USC vs. Berkeley CED vs. WashU?



I have been recently accepted to WashU's and USC two-year M'Arch program (still waiting on Berkeley).

I am having a hard time making a decision because they're all great schools. From what I know USC alumni include renowned architects like Gehry and overall I see more advantages when it comes to connections, since USC is in LA I think it would be easier for me to find more connections. Any opinions on the program of this school?

What about WashU? I know this is a great school as well, but sometimes I think their more known for their undergraduate education, although i know they're program is currently ranked #10 by DesignIntelligence, I worry that by finding myself in St. Louis, I will have a hard time finding jobs in cities like NY, LA, SF etc. Any thoughts on this?

Finally, Berkeley CED program has me confused, and although I did a bunch of research on Environmental Design, I'm still confused as to what exactly is Berkeley's main focus, even in its M'Arch program. I've been reading in several blogs that its undergraduate program is overrated, and some professors I talked to told me that Berkeley, while it has a top architecture program, faculty pay little time in teaching digital software and rendering programs, like places such as Pratt (for instance) do it.

Personally, knowing all the main digital tools is important for me so I have my doubts on Berkeley, but again I think that out of all the three of them, Berkeley has the highest reputation internationally...

I know my thoughts are not based on actual facts, and I'm sorry if I offend anyone that might've graduated from these schools, but I would really like some help in clarifying my thoughts, as grad school is an important decision for me.

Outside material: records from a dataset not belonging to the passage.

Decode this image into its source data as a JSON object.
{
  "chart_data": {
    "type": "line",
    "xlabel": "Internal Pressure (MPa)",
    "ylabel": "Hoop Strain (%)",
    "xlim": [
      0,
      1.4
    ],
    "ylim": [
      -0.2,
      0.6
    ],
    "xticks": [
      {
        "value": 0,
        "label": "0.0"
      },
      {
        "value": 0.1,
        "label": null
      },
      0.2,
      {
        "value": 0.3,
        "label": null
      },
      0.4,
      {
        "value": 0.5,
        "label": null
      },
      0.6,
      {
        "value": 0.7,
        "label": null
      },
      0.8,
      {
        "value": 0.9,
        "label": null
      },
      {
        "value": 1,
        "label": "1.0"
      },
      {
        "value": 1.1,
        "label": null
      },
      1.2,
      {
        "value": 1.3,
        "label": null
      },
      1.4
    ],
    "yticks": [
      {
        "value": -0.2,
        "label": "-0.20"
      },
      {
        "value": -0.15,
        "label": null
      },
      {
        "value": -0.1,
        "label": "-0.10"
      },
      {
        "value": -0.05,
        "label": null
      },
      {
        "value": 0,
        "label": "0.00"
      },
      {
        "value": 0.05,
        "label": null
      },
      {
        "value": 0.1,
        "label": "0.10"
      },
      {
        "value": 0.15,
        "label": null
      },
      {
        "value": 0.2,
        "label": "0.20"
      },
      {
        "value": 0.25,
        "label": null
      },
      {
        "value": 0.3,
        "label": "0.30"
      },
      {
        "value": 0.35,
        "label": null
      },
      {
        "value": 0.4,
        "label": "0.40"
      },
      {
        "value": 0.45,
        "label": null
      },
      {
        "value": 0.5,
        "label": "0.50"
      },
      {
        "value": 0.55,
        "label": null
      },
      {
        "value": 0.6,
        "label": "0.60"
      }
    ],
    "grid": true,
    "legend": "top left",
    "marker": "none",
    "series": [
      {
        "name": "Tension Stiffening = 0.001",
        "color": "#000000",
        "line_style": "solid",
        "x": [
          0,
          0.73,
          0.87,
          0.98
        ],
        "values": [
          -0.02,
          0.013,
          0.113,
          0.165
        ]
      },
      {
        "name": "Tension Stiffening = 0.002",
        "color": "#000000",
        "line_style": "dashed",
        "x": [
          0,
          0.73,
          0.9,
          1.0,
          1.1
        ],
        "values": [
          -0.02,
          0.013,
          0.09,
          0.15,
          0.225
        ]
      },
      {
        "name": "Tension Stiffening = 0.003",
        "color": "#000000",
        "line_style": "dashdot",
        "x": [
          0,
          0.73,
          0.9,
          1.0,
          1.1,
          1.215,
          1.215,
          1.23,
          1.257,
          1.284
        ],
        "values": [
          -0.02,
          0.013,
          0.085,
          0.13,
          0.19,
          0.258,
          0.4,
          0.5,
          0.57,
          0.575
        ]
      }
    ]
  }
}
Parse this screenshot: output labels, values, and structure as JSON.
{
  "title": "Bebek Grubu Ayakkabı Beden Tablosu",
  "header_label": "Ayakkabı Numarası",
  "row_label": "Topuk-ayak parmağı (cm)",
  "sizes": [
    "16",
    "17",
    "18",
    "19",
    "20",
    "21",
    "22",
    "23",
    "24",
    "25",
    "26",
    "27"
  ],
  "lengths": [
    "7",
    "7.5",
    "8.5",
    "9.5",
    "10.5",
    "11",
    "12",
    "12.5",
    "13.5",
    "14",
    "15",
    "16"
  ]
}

Thanks!

*Also, what is the average age of grad students for these grad schools? 

Mar 12, 18 2:00 am

You could easily find out the average age by searching. No, I'm not going to search for you.

You could have easily found out Berkeley's main focus by going to their open house and online Q&As BEFORE you applied.

We aren't going to do your homework for you bud. Much less your homework that is now LATE.

Mar 12, 18 4:46 am

People in LA think the rest of the country besides NY is a bunch of cow farms. So if you get a degree in Washington prepare for endless questions of “is there much up there?, is their program any good? I’m really mostly familiar with SLO, did you guys design farms?”

Mar 12, 18 10:09 am
Stew Dent

What kind of pedagogues do you prefer? Those schools have very different methods/attitudes towards how and what they teach. (I am assuming you mean WASHU in St. Louis, not the state?). It will be easier to land that job if you are in the city as a student. Firms like Woods Bagots, for example, tend to only seek out local interviews for candidates in San Francisco. However, many students from WASHU have ended up in LA / NYC/ SF, so it's not the end all be all to go to those coastal Universities.

Honestly, if I were you, I would go for Berkeley. The prestige of the name has outlasted the other schools on your list. The school is bound to be more diverse student population, which means your education will be that much richer. Some schools have more homogeneous student / teacher populations as you get farther away from the coast. Was a bummer in my experience.

Mar 11, 19 8:39 pm
Berkeley undergrad alumni here (but I had most of the graduate professors since you can take the grad courses as an undergrad) and going into the USC 2nd year M.arch program most likely. I made an account for this thread so hopefully something is use.

I am from the Los Angeles area and I have friends who finished the WashU program.

All three are somewhat different from each other.

UC Berkeley is the most prestigious if you are looking to work out of the country. The professors for the studios really vary which gives it a range of style. Andrew Atwood’s is normally in charge of core and his style is very GSD formlike. The next few studios you get to pick who you would like. Some professors are more into urbanplacemaking and some are really into 3d printing. It does lack a lot of technical skills and you are expected to teach yourself for the most part. You get the opportunity to take the other graduate courses like urban design and landscape. There is some focus on sustainability but nothing too crazy. In terms of connections, most work in the Bay Area or abroad. If you are doing an internship, most likely with a professor. Also, there a high possibility you can TA (called GSI) if you need the funds. The program is on two floors.
Most of the professors have tenure for the graduate program.

USC program is better for connections if you are looking to work in Los Angeles. The program also lacks a style but they encourage students to do internships. Though I think the undergrad students are much stronger than my friends who did only M.Arch (other undergrad). Also note that Los Angeles as a city has way more competition since you have competing schools within miles of each other.

Washington is the most technical out of the three. The programs come out more commercial/corporate friendly. I know my friends don’t have trouble to find work afterward.

Also in terms of age, from the multiple campus visits I done over the years. UC berkeley March is around 23-28ish with the American citizens around 25-28 and international at 23-25.

USC is more 21-26. There is also a lot of morechinese internationals

I only been to Washington once it was roughly 25ish.

Honestly, I wouldn’t do any of those programs if your main concern is learning digital tools.